When I saw Live Free or Die Hard (that’s part 4) I had no hope for it. By the time the first action sequence came along I perked up. It actually felt like a Die Hard movie despite the PG-13 rating, the downgraded sidekick, and the boringly American bad guy. I was all in, at least until McClane fought a fighter jet and somehow emerged victorious. Either way, I managed to enjoy it more than part two, which was always my least favorite of the series.
Until now.
John McClane finds out his estranged son has been arrested in Russia. So he does what any New York cop can surely afford to do: he books the first plane to Moscow and takes a week or two off work. His daughter (Mary Elizabeth Winstead, again) drives him to the airport and asks him not to blow anything up while he’s gone. McClane does his squint-eyed thing, flies to Russia, and meets a cab driver who would have made a much better subject for the film than any of the other characters. It seems McClane is in Russia for five minutes before things explode and a car chase ensues.
This car chase, by the way, is the best thing in the entire film. Cars flip and bounce around like Hot Wheels. An armored truck defies the laws of gravity. McClane manages to completely total two vehicles and walks away from both of the horrifying accidents after grunting a bit.
The rest of the action sequences are boring shootouts. McClane and his son Jack do an awful lot of shooting while standing completely still. The bad guys are such bad shots it sometimes reminded me of the Rambo parody in Hot Shots Part Deux. What’s all the commotion about? The same thing every lame 80s and 90s action film was about: the bad guys want a file. Thankfully, it’s the first time I’ve seen such a MacGuffin that wasn’t on floppy disk or CD. Yeah, there’s more to it than that and I won’t spoil it for you even though you’ll see the “twist” coming from a mile away.
The biggest problem is Bruce Willis seems to think we go to see Die Hard movies to see Bruce Willis. This is true of Arnold Schwarzenegger films, but the main draw of a Die Hard picture is seeing John McClane. This just isn’t the same guy who crawled around ventilation ducts with a burning Zippo and wrote “Now I have a machine gun HO HO HO” on a dead terrorist’s sweater. And what of the one-liners? Yippe kay aye, mother fucker? Try this: McClane rams the back of a bad guy’s vehicle and shouts, “I wasn’t through talking to you!”
That’s the worst one-liner I’ve ever heard in my life.
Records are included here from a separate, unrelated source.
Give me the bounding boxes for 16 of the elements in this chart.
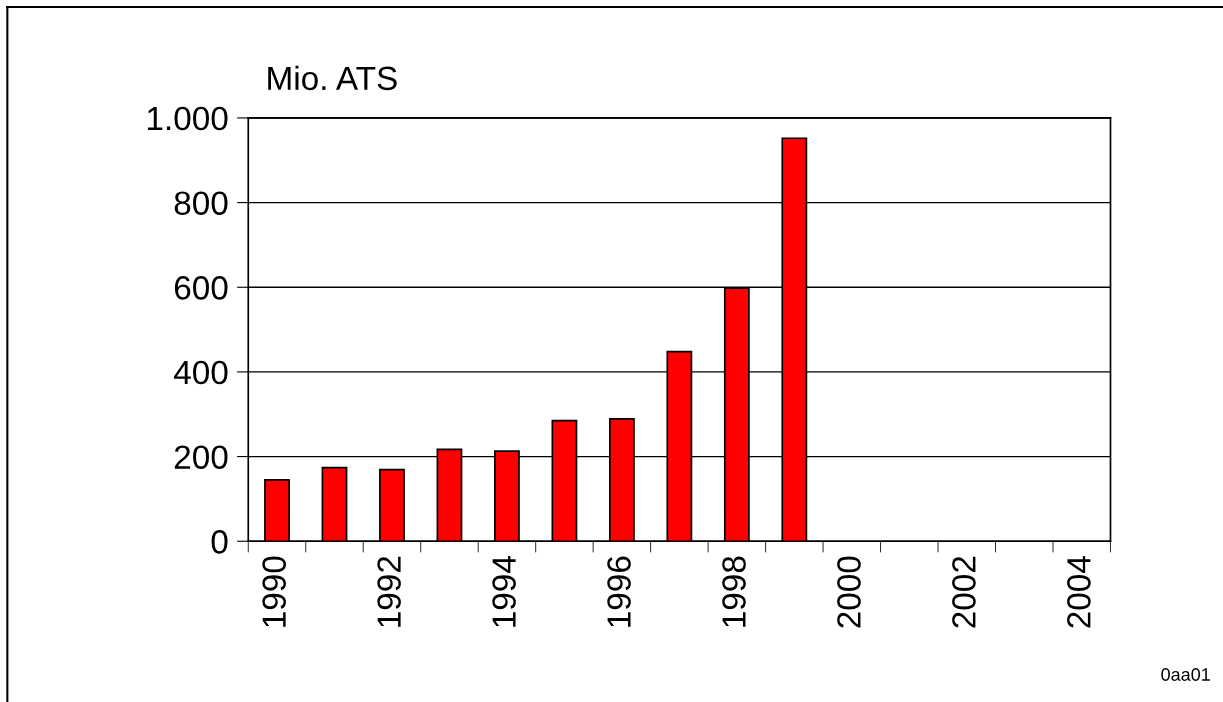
x-tick-label: 1990: [262, 556, 286, 627]
y-tick-label: 800: [174, 191, 228, 215]
x-tick-label: 1998: [722, 556, 746, 627]
y-axis-title: Mio. ATS: [268, 65, 397, 91]
y-tick-label: 200: [174, 445, 228, 469]
y-tick-label: 600: [174, 276, 228, 300]
y-tick-label: 0: [211, 530, 228, 554]
x-tick-label: 2004: [1067, 556, 1091, 628]
y-tick-label: 1.000: [147, 106, 228, 131]
text: 0aa01: [1161, 668, 1210, 681]
x-tick-label: 1992: [377, 556, 401, 627]
x-tick-label: 2000: [837, 556, 861, 628]
y-tick-label: 400: [173, 360, 228, 385]
x-tick-label: 1994: [492, 556, 516, 627]
x-tick-label: 2002: [952, 556, 976, 628]
x-tick-label: 1996: [607, 556, 631, 627]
And yes, I did see Stop! Or My Mom Will Shoot. In fact, that sounds like something the old lady in that would say.
Then there’s the excruciating subplot in which John and Jack attempt to reconnect. I take criticism pretty seriously and my vocabulary’s usually larger than this, but I find the best way to describe it is BAD. Die Hard 5 is apparently the rare film that attempts to please action hounds as well as soap opera fans. Whereas the other films were exciting even in between action sequences, this one just stops dead. It’s because they keep forcing this father-son shit on us. It didn’t work for Indiana Jones, either. While I don’t know what else the actor portraying Jack has done, I’m going to go out on a limb and say he was probably a wrestler. If they think they can reboot the series with this guy, Hollywood producers must be crazier than previously thought.
I’d also like to know why military helicopter pilots only fire through windows. The bullets are nearly the size of human fists—do the pilots really think a wall is going to stop them? “Get down!” just isn’t a surefire option when it comes to 40mm aircraft cannons.
Are you still there? Good. Because despite all the complaints, it’s not nearly as terrible as the score on Rotten Tomatoes (currently 16%) suggests. In the way True Lies is a movie that’s worth watching for its climax alone, Die Hard 5 is worth watching for the car chase. Too bad it happens early on and goes downhill from there.
At the end of the day it’s a generic Bruce Willis film rather than an honest Die Hard. Not enough foreign terrorists and walkie-talkie chatter for my liking, but I didn’t absolutely hate it. I even had a few good laughs, just not during the one-liners. Should you pay to see it? No. Should you watch it when it hits Netflix? Sure, but don’t put it at the top of your queue until you’ve seen Skyfall.